ETA: To answer your question – No, “intonation” is about pitch, not stress. The stereotypical “robot” voice flattens both of these parameters. New Englanders might flatten pitch somewhat (first I’ve heard of this), but not stress, I would think…though French *does * flatten stress quite a bit (which is why French sounds like its always stresses the last syllable, to English-speaker ears), and maybe interaction with Canadian French influenced New Englander speech…

I used to pronounce it as ‘in-SHURE-ance’, but now I think I’ll start saying it this way:


Nope. I’ve lived in Kansas all my life-southwest, central, north central and southeast at various times, and I have family in northeast and northwest Kansas. I’ve never heard anyone put the accent on the first syllable. Not in real life, not in radio or TV commercials.

How the heck could you even sing the American Family, Farm Bureau, or State Farm Insurance jingles with the accent on the first? It wouldn’t scan at all.


Now you’ve gotten me wondering…maybe it’s not a Kansas thing after all, but a Malaysian English thing! You see, Mrs. Map was born and raised in Malaysia (with the regional variety of English as one of her two first languages), but has lived in Kansas for a few years longer than I have.

Our best hope is that the poster who registered a “first syllable stress” response comes back to tell us where they’re from. If they’re from Malaysia…well, that would explain it!
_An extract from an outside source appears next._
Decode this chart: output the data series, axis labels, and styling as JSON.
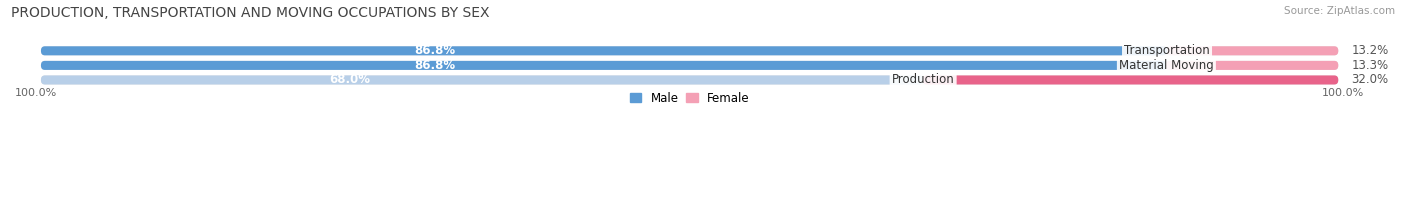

If they don’t respond soon (or if we don’t get a new relevant data point), I’ll call my local Allstate agent here in Lawrence, and see how they say this word…

Ever since I first read about Twoflower, it’s been “in-sewer-ants”. And I giggle a little bit inside.

It pleases me greatly that y’all took me seriously on this version. I was only half joking in that I have heard only a very few people say it like that. However, my mother had her own way of saying so many words that I paid homage to her with that effort.

Others of hers you may wish to adopt:

Tournament – toor-na-munt
Furniture – fur-na-toor
Temperature – timp-ra-toor
Amateur – am-a-toor

Even “sure” was shoo-uh.

I miss Mama!

Oh, no…back to the ** “-t-” pronounced “-ch-” (or not)** thing!